Healer denies cult claims

UNDER REVIEW: Universal Medicine owner Serge Benhayon.
UNDER REVIEW: Universal Medicine owner Serge Benhayon.

ESOTERIC healing business-owner Serge Benhayon rejected claims that he is running a "cult" at his Universal Medicine clinic in Goonellabah.

Reports in The Sun Herald and The Sydney Morning Herald this week accused Mr Benhayon of having "up to 1000 devotees, mainly female" and being responsible for dozens of marriage break-ups. It was also reported that the business is the subject of an "urgent review" by the Therapeutic Goods Administration (TGA).

But Mr Benhayon told The Echo "there is no cult" and that he had asked for the TGA review.

"We don't fall under the TGA since we don't make any claims (about the healing properties of the products they sell), but we asked the TGA to investigate that on our behalf," Mr Benhayon said.

Universal Medicine has been in business in Goonellabah for 13 years and rents out rooms to psychologists, physiotherapists and other practitioners. Some of the services they offer include 'esoteric breast massage' and something called 'chakra-puncture' offered by his sons Michael and Curtis for $70 an hour.

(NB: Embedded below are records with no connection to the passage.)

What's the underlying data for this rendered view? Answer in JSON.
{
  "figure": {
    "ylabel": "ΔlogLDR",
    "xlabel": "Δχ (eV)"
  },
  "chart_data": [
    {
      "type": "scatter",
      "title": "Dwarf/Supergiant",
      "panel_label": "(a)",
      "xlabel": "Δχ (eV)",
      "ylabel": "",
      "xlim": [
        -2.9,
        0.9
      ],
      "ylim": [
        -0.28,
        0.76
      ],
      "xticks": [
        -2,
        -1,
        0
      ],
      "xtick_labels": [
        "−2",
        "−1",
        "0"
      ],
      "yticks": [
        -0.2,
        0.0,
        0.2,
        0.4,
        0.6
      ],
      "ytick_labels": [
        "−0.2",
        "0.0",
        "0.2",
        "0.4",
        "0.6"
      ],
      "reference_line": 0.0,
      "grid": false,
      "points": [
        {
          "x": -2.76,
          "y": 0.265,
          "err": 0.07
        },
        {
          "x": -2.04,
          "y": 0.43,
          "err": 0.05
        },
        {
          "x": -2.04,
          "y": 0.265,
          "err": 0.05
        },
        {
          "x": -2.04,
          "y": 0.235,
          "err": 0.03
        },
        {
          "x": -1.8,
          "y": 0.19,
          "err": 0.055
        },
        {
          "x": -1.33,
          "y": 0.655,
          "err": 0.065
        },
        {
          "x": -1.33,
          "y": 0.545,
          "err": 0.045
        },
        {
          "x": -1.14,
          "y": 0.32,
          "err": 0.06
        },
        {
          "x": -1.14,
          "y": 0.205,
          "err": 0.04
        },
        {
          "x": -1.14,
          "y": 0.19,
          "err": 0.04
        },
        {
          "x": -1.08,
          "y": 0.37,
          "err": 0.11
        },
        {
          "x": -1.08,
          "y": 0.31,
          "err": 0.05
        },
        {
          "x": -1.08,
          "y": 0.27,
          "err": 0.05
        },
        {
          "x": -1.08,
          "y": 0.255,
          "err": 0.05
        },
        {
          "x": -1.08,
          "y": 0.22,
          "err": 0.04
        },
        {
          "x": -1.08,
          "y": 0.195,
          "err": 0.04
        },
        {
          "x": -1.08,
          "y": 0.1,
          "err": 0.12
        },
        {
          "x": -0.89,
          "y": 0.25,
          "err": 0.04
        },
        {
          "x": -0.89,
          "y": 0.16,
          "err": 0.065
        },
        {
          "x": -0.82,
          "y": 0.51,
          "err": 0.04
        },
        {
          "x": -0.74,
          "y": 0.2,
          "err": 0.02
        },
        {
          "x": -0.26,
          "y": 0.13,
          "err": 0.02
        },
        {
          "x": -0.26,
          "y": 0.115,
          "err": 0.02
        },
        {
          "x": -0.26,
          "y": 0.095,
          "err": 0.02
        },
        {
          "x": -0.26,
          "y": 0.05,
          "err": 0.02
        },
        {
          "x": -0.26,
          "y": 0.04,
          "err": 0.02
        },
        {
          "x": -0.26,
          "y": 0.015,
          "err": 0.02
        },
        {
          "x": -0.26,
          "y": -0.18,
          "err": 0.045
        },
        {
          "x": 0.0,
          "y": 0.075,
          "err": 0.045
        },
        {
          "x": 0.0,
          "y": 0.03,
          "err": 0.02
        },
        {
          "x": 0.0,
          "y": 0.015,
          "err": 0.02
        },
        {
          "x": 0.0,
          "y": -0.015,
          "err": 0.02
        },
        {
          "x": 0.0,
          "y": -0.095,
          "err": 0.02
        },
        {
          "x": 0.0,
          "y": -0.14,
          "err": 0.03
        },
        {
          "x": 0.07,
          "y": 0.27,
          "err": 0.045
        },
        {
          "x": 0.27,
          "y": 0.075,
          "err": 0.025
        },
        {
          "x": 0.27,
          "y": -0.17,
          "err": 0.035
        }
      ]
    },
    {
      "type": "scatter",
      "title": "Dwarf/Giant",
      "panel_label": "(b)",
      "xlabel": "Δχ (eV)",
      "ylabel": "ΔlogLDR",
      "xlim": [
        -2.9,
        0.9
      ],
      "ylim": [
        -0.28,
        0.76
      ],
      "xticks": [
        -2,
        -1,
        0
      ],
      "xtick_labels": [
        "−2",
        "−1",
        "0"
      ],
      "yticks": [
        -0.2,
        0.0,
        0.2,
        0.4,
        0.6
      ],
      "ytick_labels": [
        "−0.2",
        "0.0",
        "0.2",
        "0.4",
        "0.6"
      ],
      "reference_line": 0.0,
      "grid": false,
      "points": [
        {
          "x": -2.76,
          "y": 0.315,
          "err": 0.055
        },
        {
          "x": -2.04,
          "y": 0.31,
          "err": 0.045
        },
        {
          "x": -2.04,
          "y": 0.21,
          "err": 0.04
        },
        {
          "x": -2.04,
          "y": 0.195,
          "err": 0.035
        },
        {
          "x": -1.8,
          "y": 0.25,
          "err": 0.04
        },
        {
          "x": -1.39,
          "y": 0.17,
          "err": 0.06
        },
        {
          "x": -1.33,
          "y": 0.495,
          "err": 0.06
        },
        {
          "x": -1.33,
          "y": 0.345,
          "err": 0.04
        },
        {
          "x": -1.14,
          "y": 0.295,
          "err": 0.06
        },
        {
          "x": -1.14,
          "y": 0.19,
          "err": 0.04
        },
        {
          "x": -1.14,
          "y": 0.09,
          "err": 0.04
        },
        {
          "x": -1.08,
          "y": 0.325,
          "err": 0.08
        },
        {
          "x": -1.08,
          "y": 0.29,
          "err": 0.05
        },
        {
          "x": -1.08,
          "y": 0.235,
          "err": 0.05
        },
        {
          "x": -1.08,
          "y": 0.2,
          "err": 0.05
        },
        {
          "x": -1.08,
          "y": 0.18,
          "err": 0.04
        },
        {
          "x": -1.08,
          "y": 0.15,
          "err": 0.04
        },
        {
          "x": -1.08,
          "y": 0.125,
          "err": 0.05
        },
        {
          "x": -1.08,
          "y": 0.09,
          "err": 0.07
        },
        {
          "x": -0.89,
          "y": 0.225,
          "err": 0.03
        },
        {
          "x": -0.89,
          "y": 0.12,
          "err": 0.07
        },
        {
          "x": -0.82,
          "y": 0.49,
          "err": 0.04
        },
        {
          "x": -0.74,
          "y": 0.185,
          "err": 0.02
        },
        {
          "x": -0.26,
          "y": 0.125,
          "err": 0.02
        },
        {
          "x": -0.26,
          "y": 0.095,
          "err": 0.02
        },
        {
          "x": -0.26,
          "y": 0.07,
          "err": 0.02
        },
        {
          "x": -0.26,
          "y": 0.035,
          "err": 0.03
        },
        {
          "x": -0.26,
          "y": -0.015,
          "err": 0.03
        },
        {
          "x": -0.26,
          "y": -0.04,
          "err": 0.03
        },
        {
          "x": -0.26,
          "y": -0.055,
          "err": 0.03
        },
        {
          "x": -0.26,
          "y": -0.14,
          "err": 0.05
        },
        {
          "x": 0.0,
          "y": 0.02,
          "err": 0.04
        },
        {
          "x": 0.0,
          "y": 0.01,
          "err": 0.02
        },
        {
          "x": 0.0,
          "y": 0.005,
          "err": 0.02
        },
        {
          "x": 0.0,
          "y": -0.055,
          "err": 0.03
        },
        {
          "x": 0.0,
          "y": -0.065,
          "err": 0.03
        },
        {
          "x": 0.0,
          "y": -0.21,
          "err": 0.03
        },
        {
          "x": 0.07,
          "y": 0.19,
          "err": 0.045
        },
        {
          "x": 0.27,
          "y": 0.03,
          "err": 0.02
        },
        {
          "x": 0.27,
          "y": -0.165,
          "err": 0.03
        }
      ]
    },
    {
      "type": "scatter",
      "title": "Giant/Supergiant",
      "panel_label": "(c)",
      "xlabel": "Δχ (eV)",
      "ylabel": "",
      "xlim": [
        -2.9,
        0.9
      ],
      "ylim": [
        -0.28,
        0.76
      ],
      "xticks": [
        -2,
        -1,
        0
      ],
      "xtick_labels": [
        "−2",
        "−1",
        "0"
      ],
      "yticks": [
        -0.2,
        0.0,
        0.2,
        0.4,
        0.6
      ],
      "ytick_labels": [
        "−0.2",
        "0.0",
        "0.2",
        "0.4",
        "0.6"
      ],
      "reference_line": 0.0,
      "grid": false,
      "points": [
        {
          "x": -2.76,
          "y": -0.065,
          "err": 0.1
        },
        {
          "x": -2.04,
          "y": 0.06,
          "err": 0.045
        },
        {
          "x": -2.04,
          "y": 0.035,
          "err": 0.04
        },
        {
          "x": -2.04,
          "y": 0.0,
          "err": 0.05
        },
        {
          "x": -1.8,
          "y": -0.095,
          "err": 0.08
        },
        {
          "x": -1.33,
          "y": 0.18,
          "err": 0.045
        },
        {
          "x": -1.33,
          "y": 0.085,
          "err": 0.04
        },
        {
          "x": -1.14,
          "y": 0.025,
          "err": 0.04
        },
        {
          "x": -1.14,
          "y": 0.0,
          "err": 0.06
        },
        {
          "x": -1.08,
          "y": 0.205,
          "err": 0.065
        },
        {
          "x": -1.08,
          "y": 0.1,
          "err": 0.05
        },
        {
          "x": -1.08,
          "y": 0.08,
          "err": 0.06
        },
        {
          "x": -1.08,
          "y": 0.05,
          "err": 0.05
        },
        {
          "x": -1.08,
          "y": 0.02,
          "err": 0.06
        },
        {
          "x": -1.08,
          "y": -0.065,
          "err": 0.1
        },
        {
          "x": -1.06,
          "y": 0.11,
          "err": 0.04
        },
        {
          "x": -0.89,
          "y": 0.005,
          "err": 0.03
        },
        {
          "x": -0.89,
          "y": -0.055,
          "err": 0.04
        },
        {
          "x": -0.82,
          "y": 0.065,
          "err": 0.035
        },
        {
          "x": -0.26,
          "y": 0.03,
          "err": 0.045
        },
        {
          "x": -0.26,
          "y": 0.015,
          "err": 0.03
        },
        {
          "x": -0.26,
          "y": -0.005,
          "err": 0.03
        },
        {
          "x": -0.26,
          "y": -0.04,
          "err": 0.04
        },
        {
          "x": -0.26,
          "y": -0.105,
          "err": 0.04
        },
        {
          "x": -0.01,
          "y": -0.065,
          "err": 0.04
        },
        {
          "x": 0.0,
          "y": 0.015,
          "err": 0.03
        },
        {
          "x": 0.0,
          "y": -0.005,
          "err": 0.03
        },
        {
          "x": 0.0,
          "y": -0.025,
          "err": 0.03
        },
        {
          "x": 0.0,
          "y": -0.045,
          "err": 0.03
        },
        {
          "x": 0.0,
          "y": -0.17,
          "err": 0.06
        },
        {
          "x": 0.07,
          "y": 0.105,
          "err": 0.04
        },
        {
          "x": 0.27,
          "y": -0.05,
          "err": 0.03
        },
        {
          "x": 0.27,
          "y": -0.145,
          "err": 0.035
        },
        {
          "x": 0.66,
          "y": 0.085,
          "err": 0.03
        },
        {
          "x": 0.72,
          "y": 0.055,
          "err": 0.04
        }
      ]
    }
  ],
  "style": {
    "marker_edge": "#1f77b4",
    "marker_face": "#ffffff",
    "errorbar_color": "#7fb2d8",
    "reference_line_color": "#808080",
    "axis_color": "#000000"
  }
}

Asked what esoteric healing is, Mr Benhayon explained "it consists of creating a balance so you can heal yourself. We are not doing any healing on you, but are helping your body to heal itself."

He said the breast-massage technique is "only done by female practitioners and it really is just an expansion of a lymphatic massage... It has no sexual connotation."

Universal Medicine also sells a range of creams and supplements and a spokesperson for the TGA confirmed that they are "concerned that these goods are not included in the Australian Register of Therapeutic Goods" and that "in order to protect the public, this matter is being urgently investigated... with the sponsor (Universal Medicine) being required to achieve compliance with the regulatory requirements."

Mr Benhayon said that most of the claims made against him come from four unnamed men from Bangalow, "a group of disgruntled people taking up a vendetta."

"Bringing us down isn't the answer to saving their relationships. They have to look at why their wives have asked them to be more loving," he said.